Metal 3d printing mostly consists of one process called direct metal laser sintering. This is where a ‘bed’ of powdered metal is heated up and melted with a laser to form a 3d object. The process is the same in principle as other 3D printing methods like stereolithographic 3D printing involving curing a liquid resin, and fused filament fabrication where a melted plastic is laid down onto each layer. A 3D model is split into hundreds, sometimes thousands of 2D layers before being sent to the printer. The 3D printer will then selectively melt and solidify the metal powder corresponding to each layer. After each layer has been passed over by the laser, a new layer of powder is deposited on top, and the process is repeated until you have a 3D model. The diagram below shows the metal sintering process.

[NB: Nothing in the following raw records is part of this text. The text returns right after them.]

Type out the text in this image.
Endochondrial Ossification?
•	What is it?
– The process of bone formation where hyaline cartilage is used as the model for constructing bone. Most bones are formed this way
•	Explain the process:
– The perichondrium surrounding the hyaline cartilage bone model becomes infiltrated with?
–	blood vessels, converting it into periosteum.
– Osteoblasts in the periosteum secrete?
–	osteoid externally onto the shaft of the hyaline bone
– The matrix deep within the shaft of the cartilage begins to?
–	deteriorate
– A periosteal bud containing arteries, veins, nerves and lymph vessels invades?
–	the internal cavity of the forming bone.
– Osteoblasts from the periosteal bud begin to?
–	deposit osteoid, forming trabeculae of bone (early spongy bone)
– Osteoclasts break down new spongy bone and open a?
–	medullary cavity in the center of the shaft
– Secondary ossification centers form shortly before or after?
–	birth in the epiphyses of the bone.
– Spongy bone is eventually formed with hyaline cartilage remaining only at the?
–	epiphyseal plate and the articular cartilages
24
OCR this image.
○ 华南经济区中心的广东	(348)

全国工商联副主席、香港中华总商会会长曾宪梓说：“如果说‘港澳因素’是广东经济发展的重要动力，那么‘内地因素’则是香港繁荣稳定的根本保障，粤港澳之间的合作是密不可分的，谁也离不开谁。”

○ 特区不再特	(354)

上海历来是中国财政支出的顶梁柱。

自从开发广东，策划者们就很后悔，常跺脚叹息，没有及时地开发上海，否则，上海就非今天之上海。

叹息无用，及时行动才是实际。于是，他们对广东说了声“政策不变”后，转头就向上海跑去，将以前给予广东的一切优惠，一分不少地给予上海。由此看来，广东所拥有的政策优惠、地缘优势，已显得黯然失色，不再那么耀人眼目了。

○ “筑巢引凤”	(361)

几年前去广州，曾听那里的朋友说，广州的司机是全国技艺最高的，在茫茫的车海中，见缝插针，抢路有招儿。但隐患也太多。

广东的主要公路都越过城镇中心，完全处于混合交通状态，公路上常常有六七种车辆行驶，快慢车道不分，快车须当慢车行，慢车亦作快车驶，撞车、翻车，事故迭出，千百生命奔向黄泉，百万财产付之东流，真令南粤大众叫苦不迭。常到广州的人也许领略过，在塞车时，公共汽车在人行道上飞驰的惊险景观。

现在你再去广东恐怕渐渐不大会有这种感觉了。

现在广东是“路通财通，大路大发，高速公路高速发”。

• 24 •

Materials science is critical in exploring how we can improve the quality and usefulness of metal 3D printing. However, it is highly complex with many different factors at play. The localised heating of the metal structure by the laser causes different heat treatment effects to occur leading to varying grain sizes and defects. The localised melting of the metal powder also brings into effect many of the issues that arise with metal castings, including defects like porosity. These two factors, heat treatment and casting effects, can often bring out the worst properties in 3D printing metal. However, these effects can also be used to their benefit. Sometimes, heterogeneity of structures can be beneficial to their purpose. For example, different material properties can be given to different parts of the 3D printed object to serve a different purpose. Factors like laser direction, and dwell time are key to what properties the end product will have. For example, the direction the laser moves will often cause columnar grains to form in that direction resulting in anisotropic properties. This can be counteracted by the path of the later following a grid like pattern. Furthermore, the pattern in which the laser moves can be beneficial to the structure by designing the grain structure in a way that is stronger. Dwell time, i.e. how quickly the laser is moving will also have a significant impact on the formation of defects and grain growth. Longer dwell times often lead to reduced porosity, as gases which would otherwise become trapped in the molten metal have time to escape. Here, however, there is a trade-off between print quality and print speed.

It is clear that this relatively new manufacturing technique has a large amount of improvements to undergo before it has comparable performance to traditional manufacturing techniques like forging and casting. However, it is also clear that by using materials science to carefully design the printing of parts, superior and more efficient parts will able to be manufactured compared to tradition production methods.